RabbitMQ Memory & Disk Alarm Resource-Limit Triage Prompt
Triage a RabbitMQ memory or disk-free alarm that has blocked publishers cluster-wide, find what is consuming the resource, and recover safely without dropping messages.
- Target user
- Platform and SRE engineers responding to RabbitMQ resource alarms
- Difficulty
- Advanced
- Tools
- Claude, ChatGPT, Cursor
The prompt
You are a senior platform engineer who has recovered RabbitMQ nodes from memory and disk-free alarms that blocked every publisher. Walk me through triaging mine. I will provide: - `rabbitmqctl status` showing the memory and disk_free sections and current alarm state [PASTE OUTPUT] - `rabbitmqctl list_queues name messages memory message_bytes_ram` sorted by memory [PASTE OUTPUT] - The configured watermarks: `vm_memory_high_watermark`, `disk_free_limit` [PASTE OUTPUT] - The trigger context: traffic spike, slow/absent consumers, a big backlog, log growth [DESCRIBE] Your job: 1. **Confirm which alarm fired** — memory high-watermark vs disk-free limit; explain that EITHER blocks all publishers cluster-wide while consumers keep draining, which is the intended backpressure, not a crash. 2. **Find the consumer of the resource** — large queues holding messages in RAM, an unbounded backlog from missing consumers, big binary message bodies, mnesia/metadata, or (for disk) message store plus logs. Use `list_queues` memory columns and `status` breakdown to point at the cause. 3. **Recover safely** — the priority is to let consumers drain or to add consumers so the queue shrinks and the alarm clears; explain when raising the watermark briefly is acceptable as breathing room and when it just delays a crash. 4. **Reduce footprint** — lazy queues / queue mode to keep messages on disk instead of RAM, bounded queues via max-length, and quorum-queue memory behavior; for disk, clear/rotate logs and check the message store. 5. **Prevent recurrence** — right-size watermarks, alert on memory/disk headroom and alarm state ahead of the limit, and fix the consumer or backlog pattern that caused it. Output as: (a) which alarm and what it's blocking, (b) the resource hog identified from the data, (c) the safe recovery sequence, (d) the config and alerts to prevent a repeat. Recovery should favor draining over deletion. Do not purge or delete queues to clear an alarm without review — that destroys messages; on prod, raising the watermark or adding consumers to drain is almost always the safer first move, validated against a staging broker where possible.
Why this prompt works
A RabbitMQ resource alarm feels like an outage because publishers everywhere suddenly block, but the prompt reframes it correctly: a memory high-watermark or disk-free alarm is intentional cluster-wide backpressure, with consumers still draining underneath. Knowing that the alarm is a safety mechanism, not a crash, changes the response from panic-restart to deliberate recovery — and it’s why the prompt’s first step is simply identifying which alarm fired and what it’s protecting.

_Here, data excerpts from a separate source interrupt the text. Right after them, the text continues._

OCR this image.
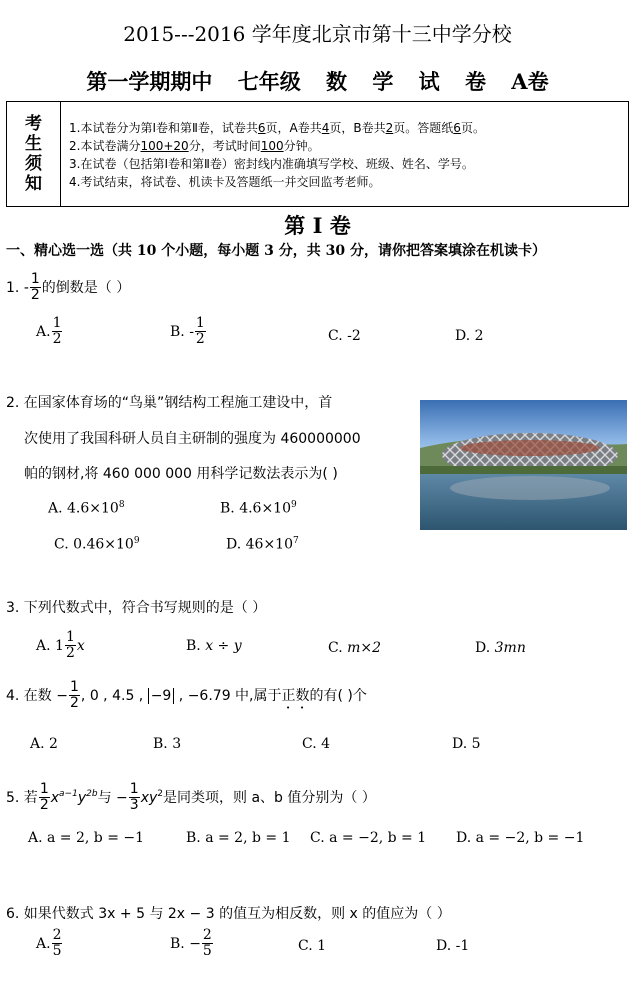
2015---2016 学年度北京市第十三中学分校
第一学期期中 七年级 数 学 试 卷 A卷
考
生
须
知
1.本试卷分为第Ⅰ卷和第Ⅱ卷，试卷共6页，A卷共4页，B卷共2页。答题纸6页。
2.本试卷满分100+20分，考试时间100分钟。
3.在试卷（包括第Ⅰ卷和第Ⅱ卷）密封线内准确填写学校、班级、姓名、学号。
4.考试结束，将试卷、机读卡及答题纸一并交回监考老师。
第 I 卷
一、精心选一选（共 10 个小题，每小题 3 分，共 30 分，请你把答案填涂在机读卡）
1. - $\frac{1}{2}$ 的倒数是（ ）
A. $\frac{1}{2}$	B. - $\frac{1}{2}$	C. -2	D. 2
2. 在国家体育场的“鸟巢”钢结构工程施工建设中，首
次使用了我国科研人员自主研制的强度为 460000000
帕的钢材,将 460 000 000 用科学记数法表示为( )
A. $4.6\times 10^8$	B. $4.6\times 10^9$
C. $0.46\times 10^9$	D. $46\times 10^7$
3. 下列代数式中，符合书写规则的是（ ）
A. $1 \frac{1}{2}$ x	B. x ÷ y	C. m×2	D. 3mn
4. 在数 − $\frac{1}{2}$ , 0 , 4.5 , −9 , −6.79 中,属于正数的有( )个
A. 2	B. 3	C. 4	D. 5
5. 若 $\frac{1}{2} x^{a-1}y^{2b}$与 − $\frac{1}{3} xy^2$是同类项，则 a、b 值分别为（ ）
A. a = 2, b = −1	B. a = 2, b = 1 C. a = −2, b = 1 D. a = −2, b = −1
6. 如果代数式 3x + 5 与 2x − 3 的值互为相反数，则 x 的值应为（ ）
A. $\frac{2}{5}$	B. − $\frac{2}{5}$	C. 1	D. -1
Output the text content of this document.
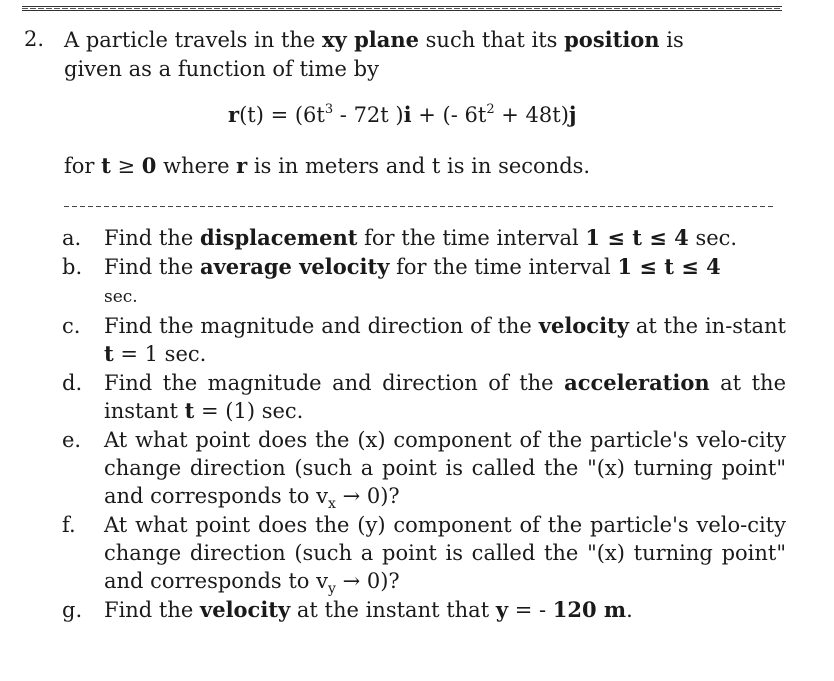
2. A particle travels in the xy plane such that its position is given as a function of time by
$r(t) = (6t^3 - 72t$ )i + (- $6t^2 + 48t)j$
for t ≥ 0 where r is in meters and t is in seconds.
a. Find the displacement for the time interval 1 ≤ t ≤ 4 sec.
b. Find the average velocity for the time interval 1 ≤ t ≤ 4
sec.
c. Find the magnitude and direction of the velocity at the in-stant t = 1 sec.
d. Find the magnitude and direction of the acceleration at the instant t = (1) sec.
e. At what point does the (x) component of the particle's velo-city change direction (such a point is called the "(x) turning point" and corresponds to $v_x \to 0$)?
f. At what point does the (y) component of the particle's velo-city change direction (such a point is called the "(x) turning point" and corresponds to $v_y \to 0$)?
g. Find the velocity at the instant that y = - 120 m.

It then drives toward the actual resource hog using the right data: the per-queue memory and message_bytes_ram columns, the status breakdown, and the watermark settings. Most alarms trace back to a queue holding a large backlog in RAM because consumers are slow or gone, or to disk filled by the message store and logs. Pinpointing that lets the recovery target the cause instead of flailing. The structural fixes — lazy queues to keep messages on disk, bounded queues via max-length, log rotation for disk — address footprint rather than just the symptom.
The guardrails encode the safe order of operations under pressure. Restarting a node mid-alarm can lose non-persistent messages and usually doesn’t fix anything; purging a queue clears the alarm by destroying real data. By favoring draining, adding consumers, or a temporary watermark bump as breathing room, and by adding headroom alerts that fire before the limit, the prompt turns a recurring fire drill into a controlled recovery with early warning.